REDAÇÃO – Mais do que a tão aguardada solução para a expansão e modernização, a privatização do metrô de Belo Horizonte teria sido embasada em um edital com erros propositais, elaborado em torno de dados superestimados, com desvio de finalidade de recursos públicos e, para completar, sem nenhuma transparência.

É o que garante a deputada Beatriz Cerqueira (PT) e os demais convidados da audiência da Comissão de Administração Pública da Assembleia Legislativa de Minas Gerais (ALMG) realizada na tarde desta terça-feira (21/3/23), atendendo a requerimento da própria parlamentar.

Consulte o resultado e assista ao vídeo completo da reunião

Entre os erros no edital denunciados na reunião está, por exemplo, a de 43,2 milhões de passageiros transportados no ano passado, enquanto o número real seria de 25,2 milhões, uma diferença é de mais de 71%, conforme aponta o engenheiro da Companhia Brasileira de Trens Urbanos (CBTU) e analista técnico da área de transportes, Afonso Carneiro Filho.

Beatriz Cerqueira lembrou ainda que o modelo de privatização garante a empresa vencedora lucro por 30 anos, período do contrato de concessão, às custas dos cofres do Estado, independemente do que acontecer, e não impede sequer o aumento de tarifa injustificado, o que já será realidade com 12 meses de operações.

“Já realizamos diversas audiências sobre o assunto aqui na ALMG e até hoje nenhum parlamentar da base do governo veio nas nossas audiências garantir que não vai ter aumento de tarifa”, criticou.

A parlamentar lembra ainda que o Banco Nacional de Desenvolvimento Econômico e Social (BNDES), que estruturou o processo, avaliou a parte mineira da CBTU em R$ 900 milhões, mas a empresa vencedora vai pagar pela concessão apenas R$ 25,7 milhões.

Ainda segundo Beatriz Cerqueira, ao garantir o investimento de R$ 3 bilhões de recursos federais e outros R$ 500 milhões de recursos do acordo com a mineradora Vale, em valores aproximados, quem vai patrocinar a modernização do metrô de BH é, na prática, somente o dinheiro público.

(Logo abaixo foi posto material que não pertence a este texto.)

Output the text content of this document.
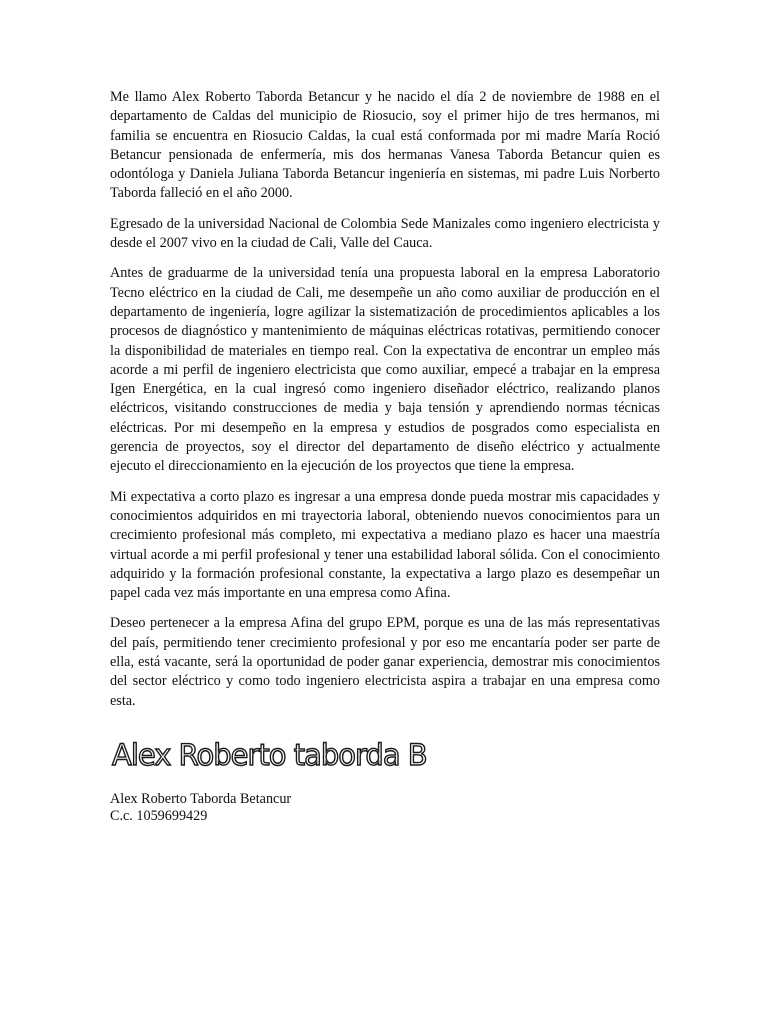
Me llamo Alex Roberto Taborda Betancur y he nacido el día 2 de noviembre de 1988 en el departamento de Caldas del municipio de Riosucio, soy el primer hijo de tres hermanos, mi familia se encuentra en Riosucio Caldas, la cual está conformada por mi madre María Roció Betancur pensionada de enfermería, mis dos hermanas Vanesa Taborda Betancur quien es odontóloga y Daniela Juliana Taborda Betancur ingeniería en sistemas, mi padre Luis Norberto Taborda falleció en el año 2000.

Egresado de la universidad Nacional de Colombia Sede Manizales como ingeniero electricista y desde el 2007 vivo en la ciudad de Cali, Valle del Cauca.

Antes de graduarme de la universidad tenía una propuesta laboral en la empresa Laboratorio Tecno eléctrico en la ciudad de Cali, me desempeñe un año como auxiliar de producción en el departamento de ingeniería, logre agilizar la sistematización de procedimientos aplicables a los procesos de diagnóstico y mantenimiento de máquinas eléctricas rotativas, permitiendo conocer la disponibilidad de materiales en tiempo real. Con la expectativa de encontrar un empleo más acorde a mi perfil de ingeniero electricista que como auxiliar, empecé a trabajar en la empresa Igen Energética, en la cual ingresó como ingeniero diseñador eléctrico, realizando planos eléctricos, visitando construcciones de media y baja tensión y aprendiendo normas técnicas eléctricas. Por mi desempeño en la empresa y estudios de posgrados como especialista en gerencia de proyectos, soy el director del departamento de diseño eléctrico y actualmente ejecuto el direccionamiento en la ejecución de los proyectos que tiene la empresa.

Mi expectativa a corto plazo es ingresar a una empresa donde pueda mostrar mis capacidades y conocimientos adquiridos en mi trayectoria laboral, obteniendo nuevos conocimientos para un crecimiento profesional más completo, mi expectativa a mediano plazo es hacer una maestría virtual acorde a mi perfil profesional y tener una estabilidad laboral sólida. Con el conocimiento adquirido y la formación profesional constante, la expectativa a largo plazo es desempeñar un papel cada vez más importante en una empresa como Afina.

Deseo pertenecer a la empresa Afina del grupo EPM, porque es una de las más representativas del país, permitiendo tener crecimiento profesional y por eso me encantaría poder ser parte de ella, está vacante, será la oportunidad de poder ganar experiencia, demostrar mis conocimientos del sector eléctrico y como todo ingeniero electricista aspira a trabajar en una empresa como esta.

Alex Roberto taborda B
Alex Roberto Taborda Betancur
C.c. 1059699429
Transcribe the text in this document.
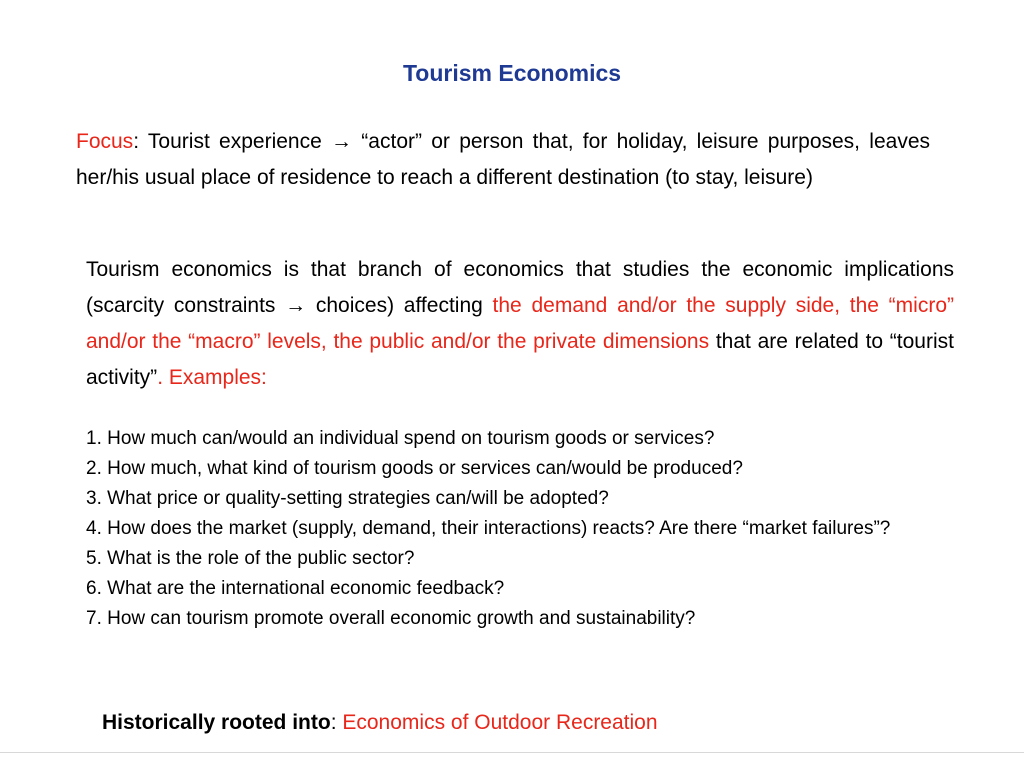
Tourism Economics

Focus: Tourist experience → “actor” or person that, for holiday, leisure purposes, leaves her/his usual place of residence to reach a different destination (to stay, leisure)

Tourism economics is that branch of economics that studies the economic implications (scarcity constraints → choices) affecting the demand and/or the supply side, the “micro” and/or the “macro” levels, the public and/or the private dimensions that are related to “tourist activity”. Examples:

1. How much can/would an individual spend on tourism goods or services?
2. How much, what kind of tourism goods or services can/would be produced?
3. What price or quality-setting strategies can/will be adopted?
4. How does the market (supply, demand, their interactions) reacts? Are there “market failures”?
5. What is the role of the public sector?
6. What are the international economic feedback?
7. How can tourism promote overall economic growth and sustainability?
Historically rooted into: Economics of Outdoor Recreation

“Esse processo ignorou 1.600 trabalhadores do metrô como se eles não existissem. Incluíram no processo uma falsa estabilidade de 12 meses não por bondade, mas para dar tempo da empresa se apropriar da expertise dos metroviários”
Beatriz Cerqueira
Deputada Beatriz Cerqueira
No mesmo tom, o deputado Betão (PT) lembrou os inúmeros problemas já registrados em outras concessões de serviços públicos como saneamento ou estradas que levaram, em última instância, a reestatização dos serviços. “As consultas prévias à população são, na maioria das vezes, para inglês ver. E na hora de vender a ideia de privatizar é tudo lindo”, ironizou.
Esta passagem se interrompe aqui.